しかし、そんな明るい景色とは裏腹に、聖女レイア・シライシの心には、未だ曇りがかかっていた。
「結局私は役に立てなかったな……」
レイアは一人、咲き誇る花を見つめながら、ぽつりと呟いた。無血クーデターを成功させたハルト、強大な魔王を退けたリバティ。どうしても転移組の同期たちと自分を比べてしまう。そして、魔王軍の大群を見事に撃退したエルマとミーア。けれど、自分は……何もできなかった。戦場では呼吸さえままならず、医者としての職務さえ全うできない。魔王軍に寝返ることになってしまったトオルに対しても、何かできることがあったのではないだろうか。果たして、これで聖女と言えるのだろうか。そんな劣等感が、いつまでも彼女の心を苛んでいた。
「聖女のお姉さん、暗い顔をしてどうしましたか?」
突然、声をかけられたレイアは驚いて顔を上げた。そこに立っていたのは、柔和な笑みを浮かべる少女だった。
「あなたは?」
「私は、ユウジン。皆さんのユウジンです」
「友人?」
レイアは戸惑った。『友人』だというこの少女にはこれまで会ったことがない。イザベル村の住人だろうか?

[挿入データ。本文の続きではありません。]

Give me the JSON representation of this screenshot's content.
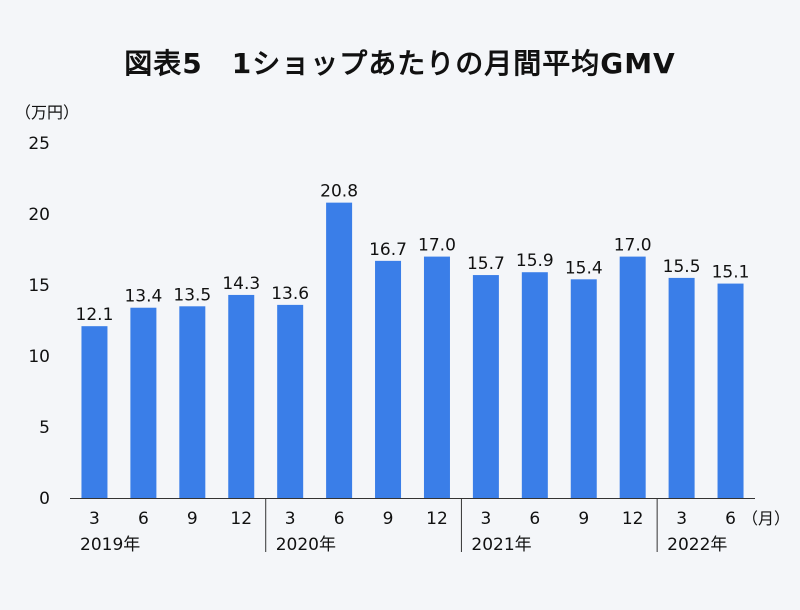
{
  "chart_data": {
    "type": "bar",
    "title": "図表5　1ショップあたりの月間平均GMV",
    "ylabel": "（万円）",
    "x_unit_label": "（月）",
    "ylim": [
      0,
      25
    ],
    "yticks": [
      0,
      5,
      10,
      15,
      20,
      25
    ],
    "categories": [
      "3",
      "6",
      "9",
      "12",
      "3",
      "6",
      "9",
      "12",
      "3",
      "6",
      "9",
      "12",
      "3",
      "6"
    ],
    "values": [
      12.1,
      13.4,
      13.5,
      14.3,
      13.6,
      20.8,
      16.7,
      17.0,
      15.7,
      15.9,
      15.4,
      17.0,
      15.5,
      15.1
    ],
    "value_labels": [
      "12.1",
      "13.4",
      "13.5",
      "14.3",
      "13.6",
      "20.8",
      "16.7",
      "17.0",
      "15.7",
      "15.9",
      "15.4",
      "17.0",
      "15.5",
      "15.1"
    ],
    "groups": [
      {
        "label": "2019年",
        "count": 4
      },
      {
        "label": "2020年",
        "count": 4
      },
      {
        "label": "2021年",
        "count": 4
      },
      {
        "label": "2022年",
        "count": 2
      }
    ],
    "bar_color": "#3a7ee8",
    "grid": false,
    "legend": "none"
  }
}
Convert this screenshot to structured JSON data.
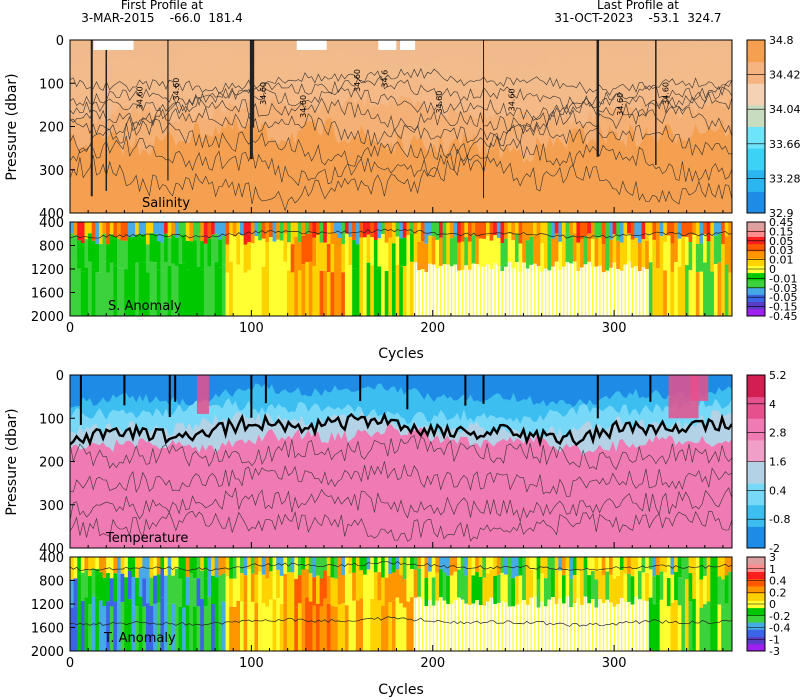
{
  "header": {
    "first_label": "First Profile at",
    "first_value": "3-MAR-2015    -66.0  181.4",
    "last_label": "Last Profile at",
    "last_value": "31-OCT-2023    -53.1  324.7"
  },
  "colors": {
    "salinity": [
      "#1e8ce6",
      "#2ab4f0",
      "#3cd2f5",
      "#6ee4fa",
      "#c8dcc0",
      "#f5d2b4",
      "#f5b480",
      "#f5a050"
    ],
    "anomaly": [
      "#a020f0",
      "#5a3cc8",
      "#3c64e6",
      "#46aae6",
      "#3cd23c",
      "#00c800",
      "#ffff32",
      "#ffd200",
      "#ff9600",
      "#ff5a00",
      "#ff1e1e",
      "#ff8c8c",
      "#dca0a0"
    ],
    "temperature": [
      "#1e8ce6",
      "#3cbef0",
      "#78d8f8",
      "#b4d2e6",
      "#f0a0c8",
      "#f07ab4",
      "#e6508c",
      "#d21e50"
    ]
  },
  "chart_data": [
    {
      "panel": "salinity",
      "type": "heatmap",
      "ylabel": "Pressure (dbar)",
      "xlim": [
        0,
        365
      ],
      "ylim": [
        400,
        0
      ],
      "yticks": [
        0,
        100,
        200,
        300,
        400
      ],
      "annotation": "Salinity",
      "colorbar": [
        32.9,
        33.28,
        33.66,
        34.04,
        34.42,
        34.8
      ],
      "contour_labels": [
        "34.60",
        "34.60",
        "34.60",
        "34.60",
        "34.60",
        "34.6",
        "34.60",
        "34.60",
        "34.60",
        "34.60"
      ]
    },
    {
      "panel": "salinity-anomaly",
      "type": "heatmap",
      "xlabel": "Cycles",
      "xlim": [
        0,
        365
      ],
      "ylim": [
        2000,
        400
      ],
      "xticks": [
        0,
        100,
        200,
        300
      ],
      "yticks": [
        400,
        800,
        1200,
        1600,
        2000
      ],
      "annotation": "S. Anomaly",
      "colorbar": [
        -0.45,
        -0.15,
        -0.05,
        -0.03,
        -0.01,
        0,
        0.01,
        0.03,
        0.05,
        0.15,
        0.45
      ]
    },
    {
      "panel": "temperature",
      "type": "heatmap",
      "ylabel": "Pressure (dbar)",
      "xlim": [
        0,
        365
      ],
      "ylim": [
        400,
        0
      ],
      "yticks": [
        0,
        100,
        200,
        300,
        400
      ],
      "annotation": "Temperature",
      "colorbar": [
        -2,
        -0.8,
        0.4,
        1.6,
        2.8,
        4,
        5.2
      ]
    },
    {
      "panel": "temperature-anomaly",
      "type": "heatmap",
      "xlabel": "Cycles",
      "xlim": [
        0,
        365
      ],
      "ylim": [
        2000,
        400
      ],
      "xticks": [
        0,
        100,
        200,
        300
      ],
      "yticks": [
        400,
        800,
        1200,
        1600,
        2000
      ],
      "annotation": "T. Anomaly",
      "colorbar": [
        -3,
        -1,
        -0.4,
        -0.2,
        0,
        0.2,
        0.4,
        1,
        3
      ]
    }
  ]
}
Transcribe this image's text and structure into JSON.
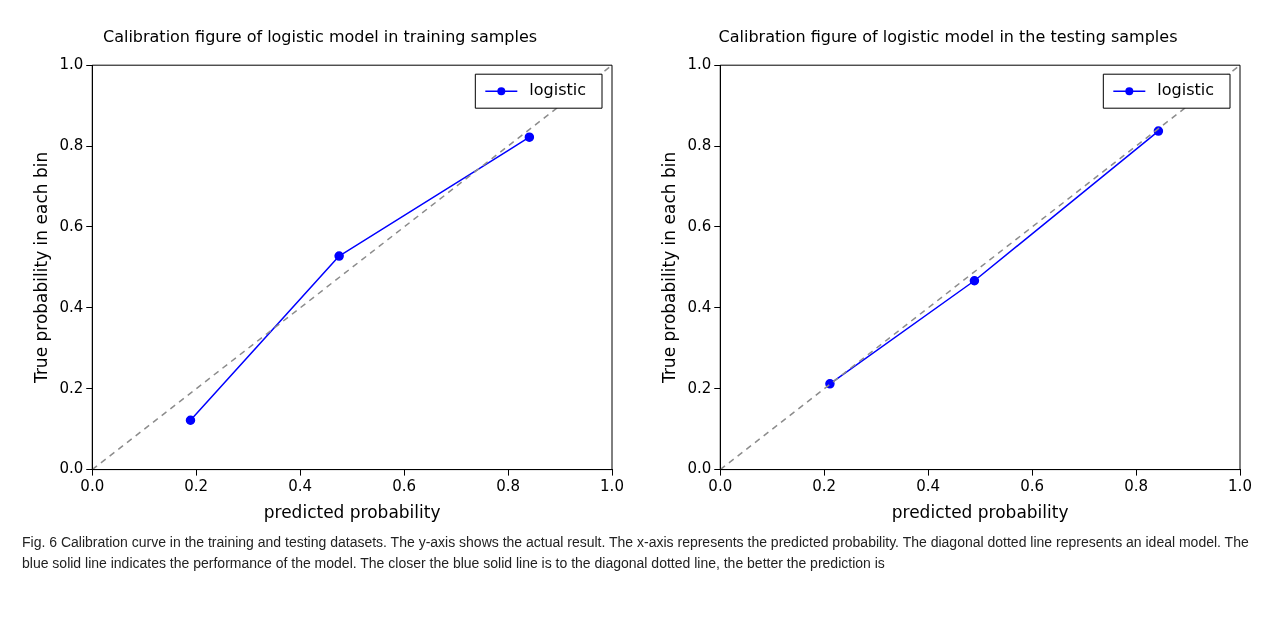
{
  "chart_data": [
    {
      "type": "line",
      "title": "Calibration figure of logistic model in training samples",
      "xlabel": "predicted probability",
      "ylabel": "True probability in each bin",
      "xlim": [
        0,
        1
      ],
      "ylim": [
        0,
        1
      ],
      "xticks": [
        {
          "value": 0,
          "label": "0.0"
        },
        {
          "value": 0.2,
          "label": "0.2"
        },
        {
          "value": 0.4,
          "label": "0.4"
        },
        {
          "value": 0.6,
          "label": "0.6"
        },
        {
          "value": 0.8,
          "label": "0.8"
        },
        {
          "value": 1,
          "label": "1.0"
        }
      ],
      "yticks": [
        {
          "value": 0,
          "label": "0.0"
        },
        {
          "value": 0.2,
          "label": "0.2"
        },
        {
          "value": 0.4,
          "label": "0.4"
        },
        {
          "value": 0.6,
          "label": "0.6"
        },
        {
          "value": 0.8,
          "label": "0.8"
        },
        {
          "value": 1,
          "label": "1.0"
        }
      ],
      "grid": false,
      "legend": "top right",
      "marker": "circle",
      "series": [
        {
          "x": [
            0,
            1
          ],
          "values": [
            0,
            1
          ],
          "color": "#8c8c8c",
          "line_style": "dashed",
          "marker": "none"
        },
        {
          "name": "logistic",
          "x": [
            0.189,
            0.475,
            0.841
          ],
          "values": [
            0.122,
            0.528,
            0.822
          ],
          "color": "#0000ff"
        }
      ]
    },
    {
      "type": "line",
      "title": "Calibration figure of logistic model in the testing samples",
      "xlabel": "predicted probability",
      "ylabel": "True probability in each bin",
      "xlim": [
        0,
        1
      ],
      "ylim": [
        0,
        1
      ],
      "xticks": [
        {
          "value": 0,
          "label": "0.0"
        },
        {
          "value": 0.2,
          "label": "0.2"
        },
        {
          "value": 0.4,
          "label": "0.4"
        },
        {
          "value": 0.6,
          "label": "0.6"
        },
        {
          "value": 0.8,
          "label": "0.8"
        },
        {
          "value": 1,
          "label": "1.0"
        }
      ],
      "yticks": [
        {
          "value": 0,
          "label": "0.0"
        },
        {
          "value": 0.2,
          "label": "0.2"
        },
        {
          "value": 0.4,
          "label": "0.4"
        },
        {
          "value": 0.6,
          "label": "0.6"
        },
        {
          "value": 0.8,
          "label": "0.8"
        },
        {
          "value": 1,
          "label": "1.0"
        }
      ],
      "grid": false,
      "legend": "top right",
      "marker": "circle",
      "series": [
        {
          "x": [
            0,
            1
          ],
          "values": [
            0,
            1
          ],
          "color": "#8c8c8c",
          "line_style": "dashed",
          "marker": "none"
        },
        {
          "name": "logistic",
          "x": [
            0.211,
            0.489,
            0.843
          ],
          "values": [
            0.212,
            0.467,
            0.837
          ],
          "color": "#0000ff"
        }
      ],
      "annotations": [
        "Fig. 6  Calibration curve in the training and testing datasets. The y-axis shows the actual result. The x-axis represents the predicted probability. The diagonal dotted line represents an ideal model. The blue solid line indicates the performance of the model. The closer the blue solid line is to the diagonal dotted line, the better the prediction is"
      ]
    }
  ]
}
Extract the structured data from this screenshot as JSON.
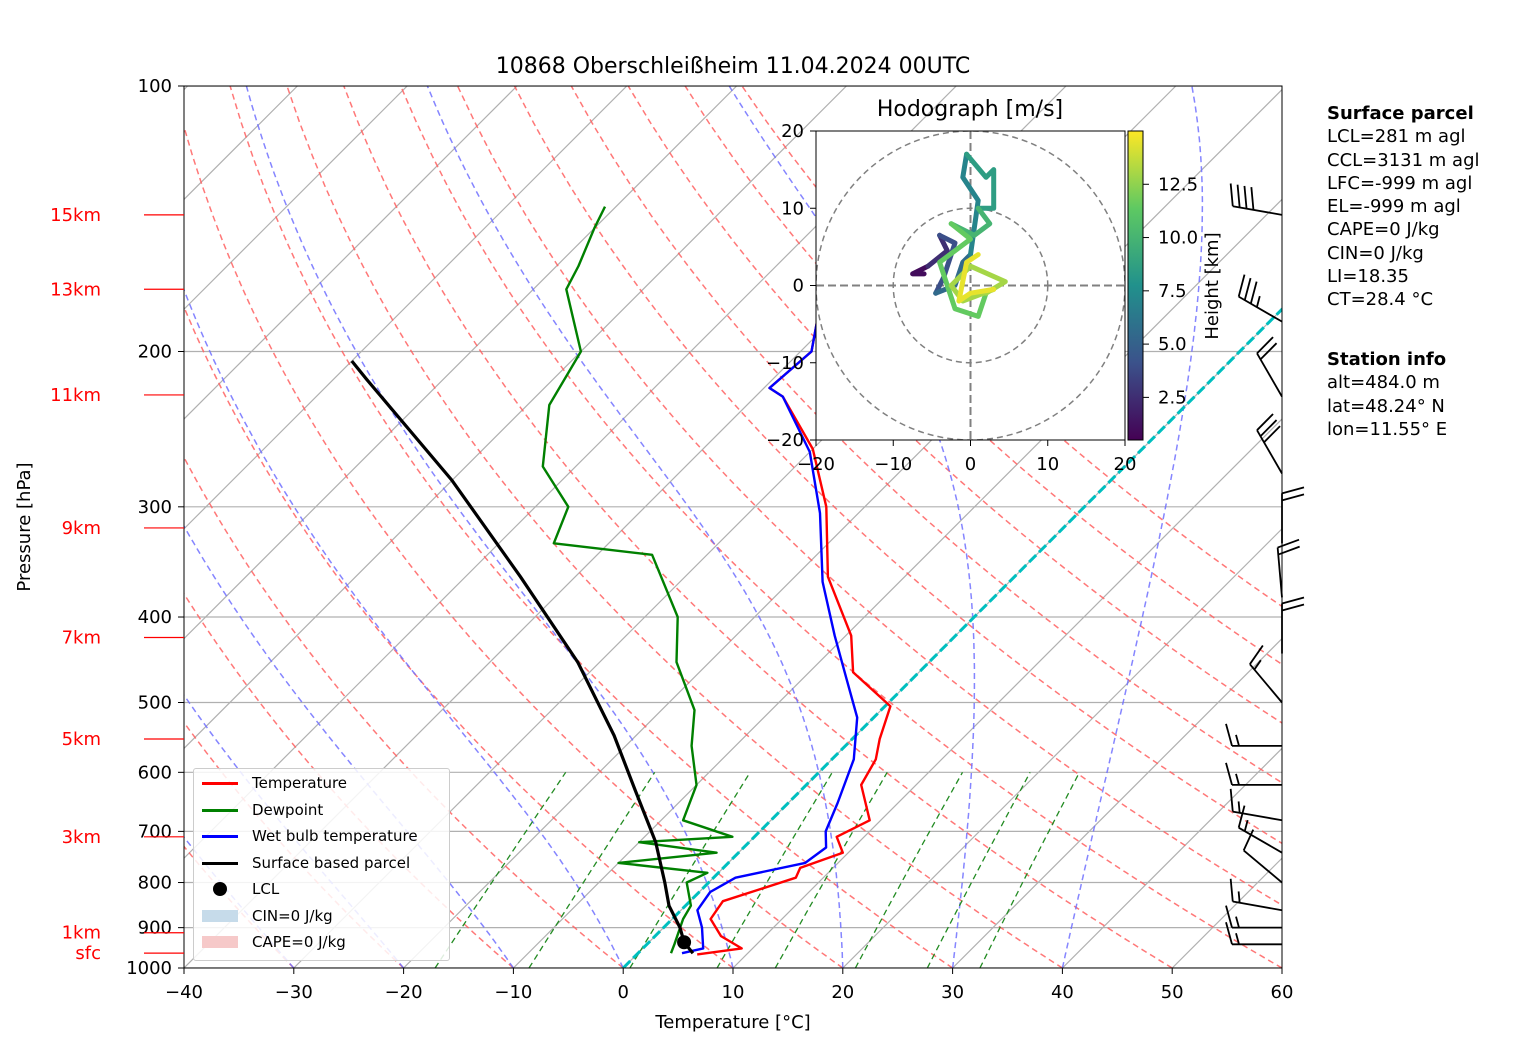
{
  "chart_data": [
    {
      "type": "line",
      "title": "10868 Oberschleißheim 11.04.2024 00UTC",
      "xlabel": "Temperature [°C]",
      "ylabel": "Pressure [hPa]",
      "xlim": [
        -40,
        60
      ],
      "ylim": [
        1000,
        100
      ],
      "y_scale": "log",
      "skew": "skew-T (isotherms slanted 45°)",
      "grid": true,
      "x_ticks": [
        "−40",
        "−30",
        "−20",
        "−10",
        "0",
        "10",
        "20",
        "30",
        "40",
        "50",
        "60"
      ],
      "y_ticks": [
        "100",
        "200",
        "300",
        "400",
        "500",
        "600",
        "700",
        "800",
        "900",
        "1000"
      ],
      "height_labels": [
        {
          "label": "15km",
          "p": 140
        },
        {
          "label": "13km",
          "p": 170
        },
        {
          "label": "11km",
          "p": 224
        },
        {
          "label": "9km",
          "p": 317
        },
        {
          "label": "7km",
          "p": 422
        },
        {
          "label": "5km",
          "p": 550
        },
        {
          "label": "3km",
          "p": 710
        },
        {
          "label": "1km",
          "p": 912
        },
        {
          "label": "sfc",
          "p": 962
        }
      ],
      "legend_position": "lower left",
      "series": [
        {
          "name": "Temperature",
          "color": "#ff0000",
          "points": [
            [
              5.5,
              965
            ],
            [
              9,
              950
            ],
            [
              6,
              920
            ],
            [
              3.5,
              880
            ],
            [
              3,
              840
            ],
            [
              7.5,
              790
            ],
            [
              7,
              770
            ],
            [
              9.5,
              740
            ],
            [
              7.5,
              710
            ],
            [
              9,
              680
            ],
            [
              5,
              620
            ],
            [
              4,
              580
            ],
            [
              2.5,
              550
            ],
            [
              0.5,
              505
            ],
            [
              -6,
              462
            ],
            [
              -9.5,
              420
            ],
            [
              -17,
              360
            ],
            [
              -23.5,
              300
            ],
            [
              -30,
              258
            ],
            [
              -37.5,
              225
            ],
            [
              -39.5,
              220
            ],
            [
              -39,
              200
            ],
            [
              -42,
              180
            ],
            [
              -43,
              170
            ],
            [
              -45,
              155
            ],
            [
              -46,
              145
            ],
            [
              -47,
              137
            ]
          ]
        },
        {
          "name": "Dewpoint",
          "color": "#008000",
          "points": [
            [
              3,
              962
            ],
            [
              2.5,
              940
            ],
            [
              1,
              880
            ],
            [
              0.5,
              850
            ],
            [
              -2,
              800
            ],
            [
              -1,
              780
            ],
            [
              -10,
              760
            ],
            [
              -2,
              740
            ],
            [
              -10,
              720
            ],
            [
              -2,
              710
            ],
            [
              -8,
              680
            ],
            [
              -10,
              620
            ],
            [
              -14,
              560
            ],
            [
              -17,
              510
            ],
            [
              -23,
              450
            ],
            [
              -27,
              400
            ],
            [
              -35,
              340
            ],
            [
              -45,
              330
            ],
            [
              -47,
              300
            ],
            [
              -53,
              270
            ],
            [
              -58,
              230
            ],
            [
              -60,
              200
            ],
            [
              -67,
              170
            ],
            [
              -68,
              160
            ],
            [
              -70,
              145
            ],
            [
              -71,
              137
            ]
          ]
        },
        {
          "name": "Wet bulb temperature",
          "color": "#0000ff",
          "points": [
            [
              4,
              962
            ],
            [
              5.5,
              950
            ],
            [
              3.5,
              900
            ],
            [
              1.5,
              860
            ],
            [
              1,
              820
            ],
            [
              2,
              790
            ],
            [
              7,
              760
            ],
            [
              7.5,
              730
            ],
            [
              6,
              700
            ],
            [
              4.5,
              650
            ],
            [
              2,
              580
            ],
            [
              -1.5,
              520
            ],
            [
              -6,
              470
            ],
            [
              -11,
              420
            ],
            [
              -17,
              365
            ],
            [
              -23.5,
              305
            ],
            [
              -30,
              260
            ],
            [
              -37.5,
              225
            ],
            [
              -39.5,
              220
            ],
            [
              -39,
              200
            ],
            [
              -42,
              180
            ],
            [
              -43,
              170
            ],
            [
              -45,
              155
            ],
            [
              -46,
              145
            ],
            [
              -47,
              137
            ]
          ]
        },
        {
          "name": "Surface based parcel",
          "color": "#000000",
          "points": [
            [
              5,
              962
            ],
            [
              3.2,
              935
            ],
            [
              1.5,
              900
            ],
            [
              -1.5,
              850
            ],
            [
              -4,
              800
            ],
            [
              -8.5,
              720
            ],
            [
              -15,
              630
            ],
            [
              -22,
              545
            ],
            [
              -32,
              450
            ],
            [
              -45,
              360
            ],
            [
              -60,
              280
            ],
            [
              -77,
              215
            ],
            [
              -80,
              205
            ]
          ]
        }
      ],
      "lcl": {
        "name": "LCL",
        "t": 3.2,
        "p": 935
      },
      "cin_label": "CIN=0 J/kg",
      "cape_label": "CAPE=0 J/kg"
    },
    {
      "type": "line",
      "title": "Hodograph [m/s]",
      "xlim": [
        -20,
        20
      ],
      "ylim": [
        -20,
        20
      ],
      "x_ticks": [
        "−20",
        "−10",
        "0",
        "10",
        "20"
      ],
      "y_ticks": [
        "20",
        "10",
        "0",
        "−10",
        "−20"
      ],
      "rings": [
        10,
        20
      ],
      "colorbar": {
        "label": "Height [km]",
        "ticks": [
          "2.5",
          "5.0",
          "7.5",
          "10.0",
          "12.5"
        ],
        "range": [
          0.5,
          15
        ]
      },
      "segments": [
        {
          "height_km": 1,
          "points": [
            [
              -6,
              1.5
            ],
            [
              -7.5,
              1.5
            ],
            [
              -5.5,
              2.5
            ]
          ]
        },
        {
          "height_km": 2.5,
          "points": [
            [
              -5.5,
              2.5
            ],
            [
              -3,
              4.5
            ],
            [
              -4,
              6.5
            ]
          ]
        },
        {
          "height_km": 4,
          "points": [
            [
              -4,
              6.5
            ],
            [
              -2,
              5.5
            ],
            [
              -3.5,
              1
            ],
            [
              -4.5,
              -1
            ]
          ]
        },
        {
          "height_km": 5.5,
          "points": [
            [
              -4.5,
              -1
            ],
            [
              -2,
              0
            ],
            [
              -1,
              3
            ],
            [
              0,
              4
            ]
          ]
        },
        {
          "height_km": 7,
          "points": [
            [
              0,
              4
            ],
            [
              1,
              11
            ],
            [
              -1,
              14
            ],
            [
              -0.5,
              17
            ]
          ]
        },
        {
          "height_km": 8.5,
          "points": [
            [
              -0.5,
              17
            ],
            [
              2,
              14
            ],
            [
              3,
              15
            ],
            [
              3,
              10
            ],
            [
              1,
              10
            ]
          ]
        },
        {
          "height_km": 10,
          "points": [
            [
              1,
              10
            ],
            [
              2.5,
              8
            ],
            [
              0.5,
              6.5
            ],
            [
              -2.5,
              8
            ]
          ]
        },
        {
          "height_km": 11.5,
          "points": [
            [
              -2.5,
              8
            ],
            [
              0,
              6
            ],
            [
              -4,
              3
            ],
            [
              -2,
              -3
            ],
            [
              1,
              -4
            ],
            [
              2,
              -1
            ]
          ]
        },
        {
          "height_km": 13,
          "points": [
            [
              2,
              -1
            ],
            [
              4.5,
              0.5
            ],
            [
              0,
              2.5
            ],
            [
              -2.5,
              0
            ],
            [
              -1,
              -2
            ],
            [
              3,
              -0.5
            ]
          ]
        },
        {
          "height_km": 14.5,
          "points": [
            [
              3,
              -0.5
            ],
            [
              0,
              -1
            ],
            [
              -1.5,
              -2
            ],
            [
              -0.5,
              3
            ],
            [
              1,
              4
            ]
          ]
        }
      ]
    }
  ],
  "surface_parcel": {
    "heading": "Surface parcel",
    "lines": [
      "LCL=281 m agl",
      "CCL=3131 m agl",
      "LFC=-999 m agl",
      "EL=-999 m agl",
      "CAPE=0 J/kg",
      "CIN=0 J/kg",
      "LI=18.35",
      "CT=28.4 °C"
    ]
  },
  "station_info": {
    "heading": "Station info",
    "lines": [
      "alt=484.0 m",
      "lat=48.24° N",
      "lon=11.55° E"
    ]
  },
  "legend": [
    {
      "label": "Temperature",
      "kind": "line",
      "color": "#ff0000"
    },
    {
      "label": "Dewpoint",
      "kind": "line",
      "color": "#008000"
    },
    {
      "label": "Wet bulb temperature",
      "kind": "line",
      "color": "#0000ff"
    },
    {
      "label": "Surface based parcel",
      "kind": "line",
      "color": "#000000"
    },
    {
      "label": "LCL",
      "kind": "dot",
      "color": "#000000"
    },
    {
      "label": "CIN=0 J/kg",
      "kind": "patch",
      "color": "#c6dbea"
    },
    {
      "label": "CAPE=0 J/kg",
      "kind": "patch",
      "color": "#f6c9c9"
    }
  ],
  "colors": {
    "isotherm": "#b0b0b0",
    "dry_adiabat": "#ff6060",
    "moist_adiabat": "#7070ff",
    "mixing_ratio": "#228b22",
    "zero_isotherm_highlight": "#00bfbf",
    "height_label": "#ff0000"
  },
  "wind_barbs": [
    {
      "p": 140,
      "dir_deg": 280,
      "speed_kt": 40
    },
    {
      "p": 185,
      "dir_deg": 300,
      "speed_kt": 35
    },
    {
      "p": 225,
      "dir_deg": 330,
      "speed_kt": 20
    },
    {
      "p": 275,
      "dir_deg": 330,
      "speed_kt": 30
    },
    {
      "p": 330,
      "dir_deg": 360,
      "speed_kt": 20
    },
    {
      "p": 380,
      "dir_deg": 355,
      "speed_kt": 20
    },
    {
      "p": 440,
      "dir_deg": 360,
      "speed_kt": 20
    },
    {
      "p": 500,
      "dir_deg": 320,
      "speed_kt": 15
    },
    {
      "p": 560,
      "dir_deg": 270,
      "speed_kt": 15
    },
    {
      "p": 620,
      "dir_deg": 270,
      "speed_kt": 15
    },
    {
      "p": 680,
      "dir_deg": 280,
      "speed_kt": 15
    },
    {
      "p": 740,
      "dir_deg": 300,
      "speed_kt": 15
    },
    {
      "p": 800,
      "dir_deg": 310,
      "speed_kt": 10
    },
    {
      "p": 860,
      "dir_deg": 280,
      "speed_kt": 15
    },
    {
      "p": 900,
      "dir_deg": 270,
      "speed_kt": 15
    },
    {
      "p": 940,
      "dir_deg": 270,
      "speed_kt": 15
    }
  ]
}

「ユウジンはあなたに、とても素晴らしい力をお授けするのです」
その声は穏やかで心地よい響きがあり、まるで春のそよ風のようにレイアの心をくすぐった。
「私たちの特別な能力、その名も『セイズ』です。聖女のセイズ。まさに、聖女様にぴったりの力なのです」
「セイズ……?」
レイアは不安と興味が入り混じった顔で少女を見つめた。
「聖女様、何も心配はいりませんです。この魔法はとても強力で、使っている時はとても気持ちが良いのです。覚えておいて損はありません。その上で、もし気に入らなければ使わなければ良いのです」
確かにその通りかもしれない。どんなことであれ、知っておいて損はないはずだ。
「どういうものか、もっと詳しく教えていただけますか?」
少女は柔らかく頷き、胸に手を当てて深々とお辞儀をした。
「喜んで。聖女様のためなら、あなたのユウジンは協力を惜しみませんです」
その優しい声音には、どこか妖しい響きがあった。しかし、今のレイアの心の中には、「強くなりたい」という思いが大きく膨らみ始めていた。自分ももっとみんなの役に立ちたい。過去の自分から変わりたい。その一心で、レイアは少女の言葉に耳を傾けていた。
第二章、始まりました。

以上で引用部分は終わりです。